Eric, alguns passos atrás da sua prima, com o filho nos braços, não gostou do aspecto que as coisas levavam. E aquela gente tinha razão, não era o seu lugar, e o melhor era ir-se embora...
– Perdoai-me vós, – Hildegaard ergueu a voz acima da deles, e o burburinho cessou – mas o meu primo tem todo o direito de aqui estar! O mesmo direito que qualquer um de nós! Ele é filho de Elena, da casa do Unicórnio, filha das Terras Verdes. Se ele hoje é um estranho não é a ele que deveis culpar. – Hildegaard já os tinha calado a todos, mas de sobrolho franzido continuou: – O meu primo veio aqui como um amigo, para conhecer os nosso costumes, respeitando as nossas tradições. Devemos-lhe o mesmo respeito. Apesar de tudo, bem sei, apesar de tudo! Nada pode desfazer o passado, e estamos aqui para deliberar o futuro.
Novo burburinho percorreu os presentes. A presença do imperador já parecia ultrapassada, mas o motivo do Conselho só agora começava a ser discutido.
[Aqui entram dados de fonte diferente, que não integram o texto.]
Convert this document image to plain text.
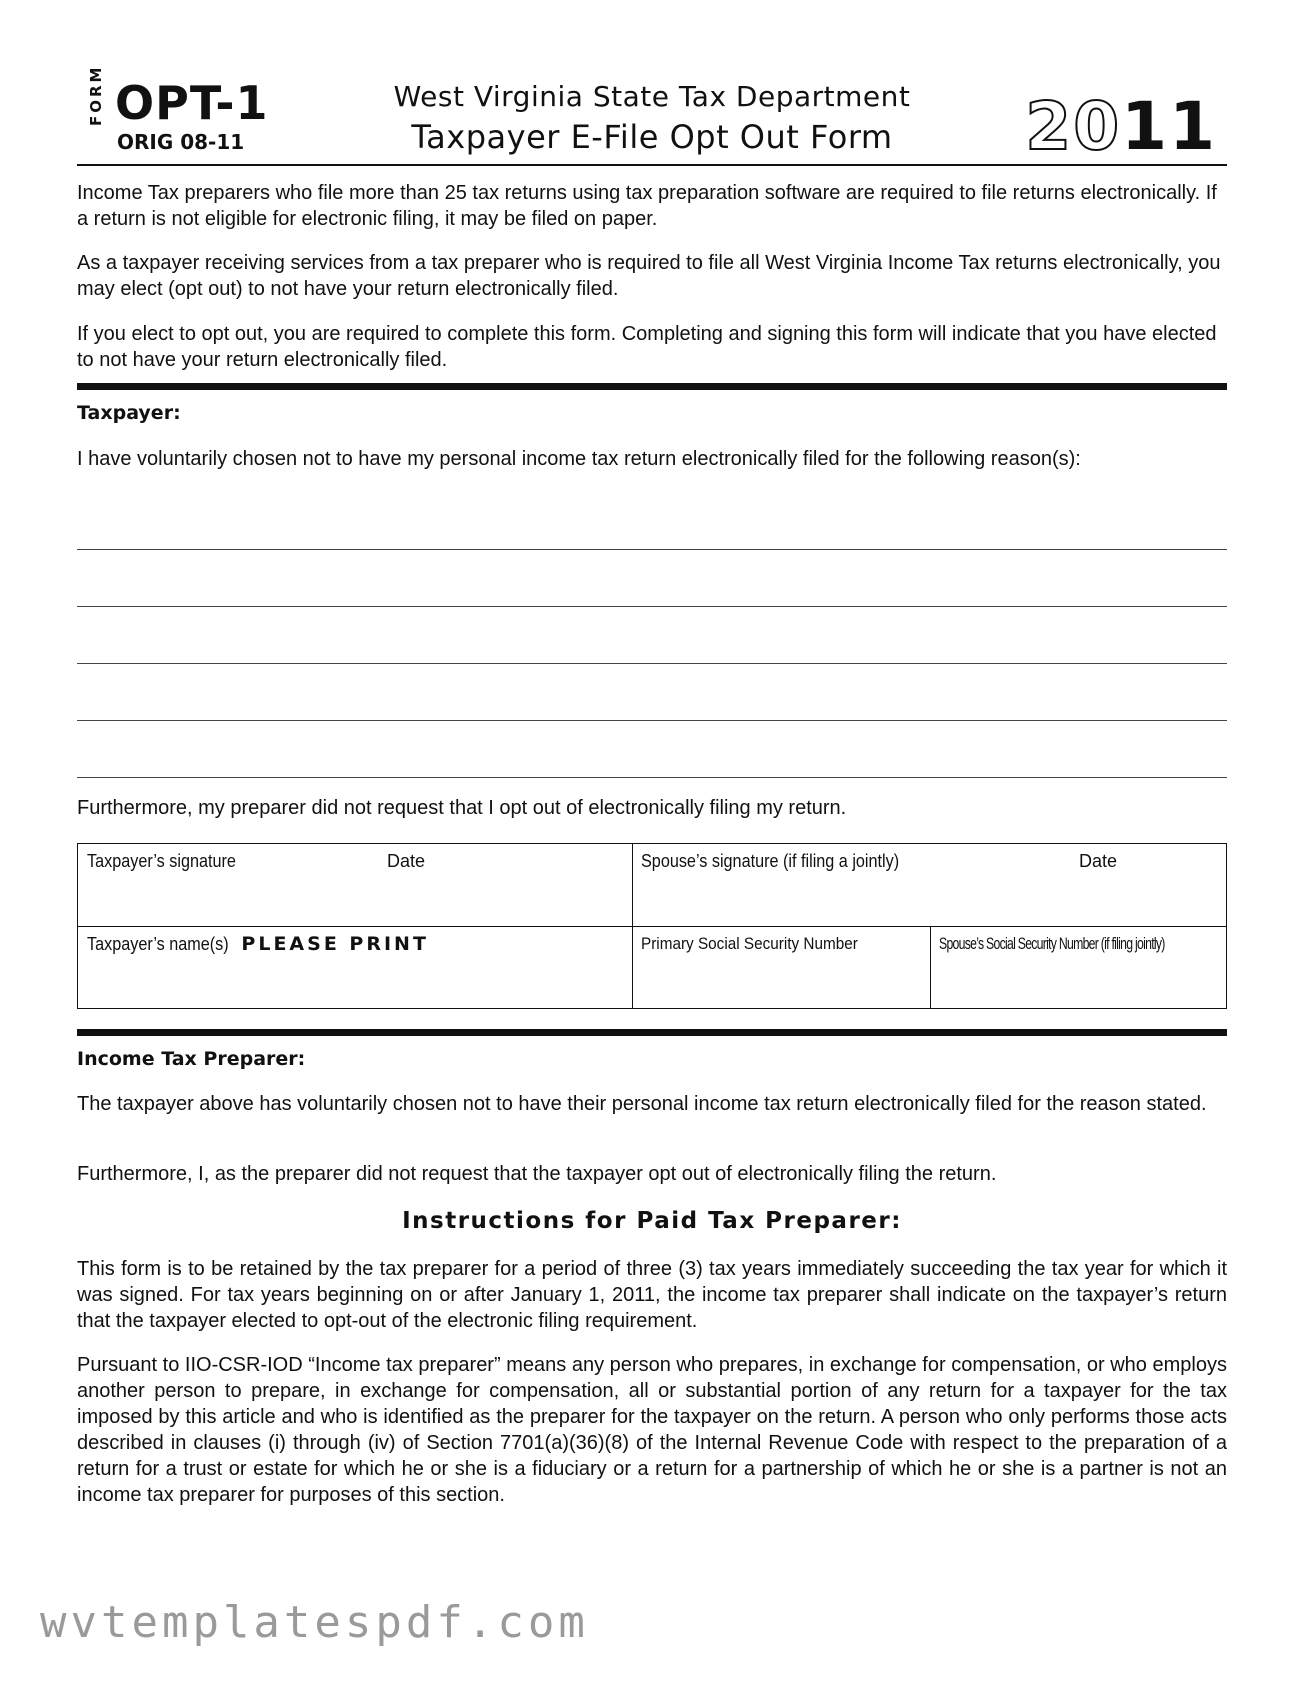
FORM OPT-1
ORIG 08-11
West Virginia State Tax Department
Taxpayer E-File Opt Out Form	2011

Income Tax preparers who file more than 25 tax returns using tax preparation software are required to file returns electronically. If a return is not eligible for electronic filing, it may be filed on paper.

As a taxpayer receiving services from a tax preparer who is required to file all West Virginia Income Tax returns electronically, you may elect (opt out) to not have your return electronically filed.

If you elect to opt out, you are required to complete this form. Completing and signing this form will indicate that you have elected to not have your return electronically filed.

Taxpayer:

I have voluntarily chosen not to have my personal income tax return electronically filed for the following reason(s):

Furthermore, my preparer did not request that I opt out of electronically filing my return.

Taxpayer’s signature	Date	Spouse’s signature (if filing a jointly)	Date
Taxpayer’s name(s) PLEASE PRINT	Primary Social Security Number	Spouse’s Social Security Number (if filing jointly)
Income Tax Preparer:

The taxpayer above has voluntarily chosen not to have their personal income tax return electronically filed for the reason stated.

Furthermore, I, as the preparer did not request that the taxpayer opt out of electronically filing the return.

Instructions for Paid Tax Preparer:

This form is to be retained by the tax preparer for a period of three (3) tax years immediately succeeding the tax year for which it was signed. For tax years beginning on or after January 1, 2011, the income tax preparer shall indicate on the taxpayer’s return that the taxpayer elected to opt-out of the electronic filing requirement.

Pursuant to IIO-CSR-IOD “Income tax preparer” means any person who prepares, in exchange for compensation, or who employs another person to prepare, in exchange for compensation, all or substantial portion of any return for a taxpayer for the tax imposed by this article and who is identified as the preparer for the taxpayer on the return. A person who only performs those acts described in clauses (i) through (iv) of Section 7701(a)(36)(8) of the Internal Revenue Code with respect to the preparation of a return for a trust or estate for which he or she is a fiduciary or a return for a partnership of which he or she is a partner is not an income tax preparer for purposes of this section.

wvtemplatespdf.com
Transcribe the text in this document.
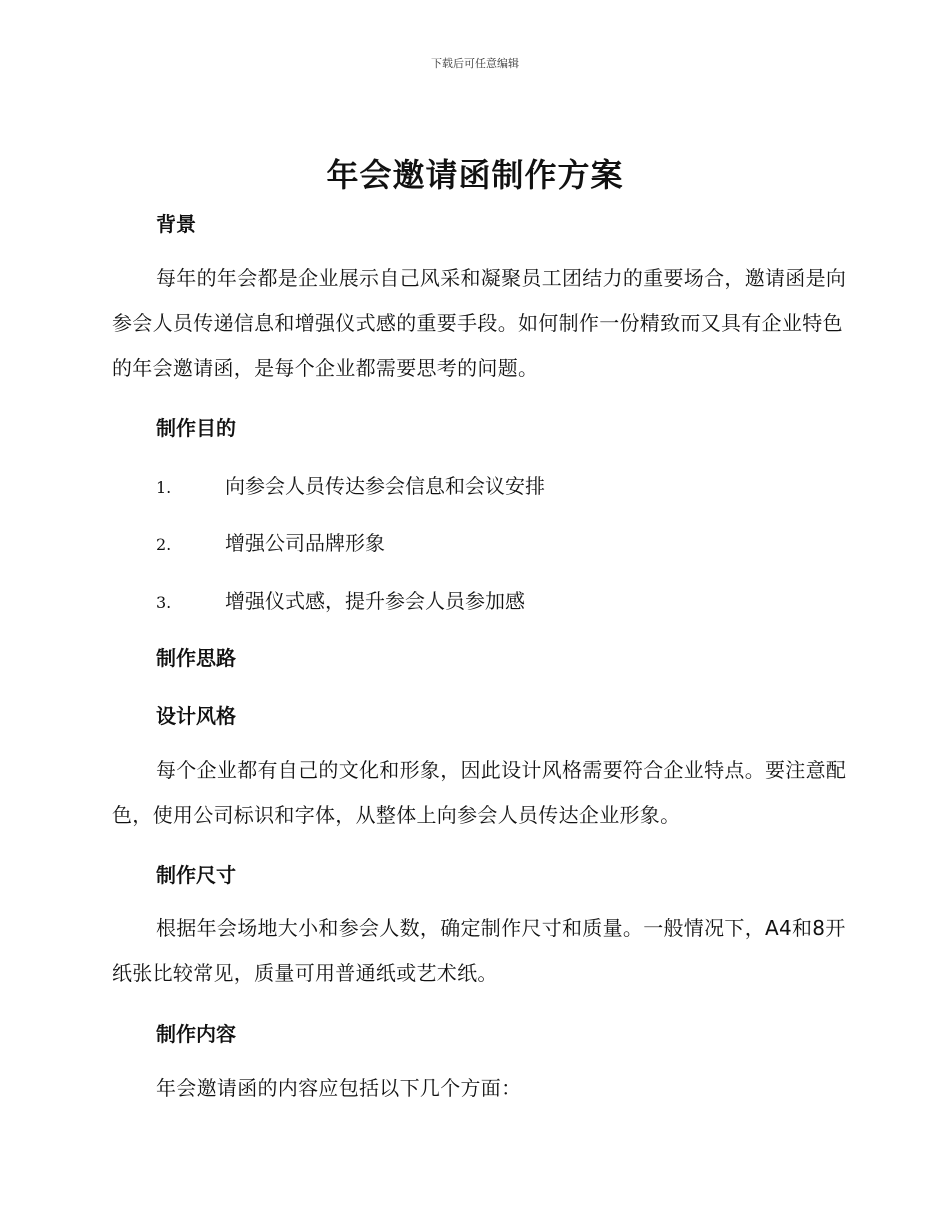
下载后可任意编辑
年会邀请函制作方案
背景
每年的年会都是企业展示自己风采和凝聚员工团结力的重要场合，邀请函是向参会人员传递信息和增强仪式感的重要手段。如何制作一份精致而又具有企业特色的年会邀请函，是每个企业都需要思考的问题。
制作目的
1.	向参会人员传达参会信息和会议安排
2.	增强公司品牌形象
3.	增强仪式感，提升参会人员参加感
制作思路
设计风格
每个企业都有自己的文化和形象，因此设计风格需要符合企业特点。要注意配色，使用公司标识和字体，从整体上向参会人员传达企业形象。
制作尺寸
根据年会场地大小和参会人数，确定制作尺寸和质量。一般情况下，A4和8开纸张比较常见，质量可用普通纸或艺术纸。
制作内容
年会邀请函的内容应包括以下几个方面：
– Aconselho contra esta união! – a sacerdotisa falou outra vez, séria e indignada. Eric não gostou nada de a ouvir, mas admirou-lhe a coragem. Se todos os seus inimigos fossem assim tão honestos talvez não fossem inimigos! – O nosso lugar é aqui, nas Terras Verdes, onde não somos perseguidos, onde somos livres de ser quem somos! Hildegaard, que loucura te acomete? Sabes o que nos espera lá fora! Nem devia ser necessário o Conselho para te alertar do que tão bem conheces!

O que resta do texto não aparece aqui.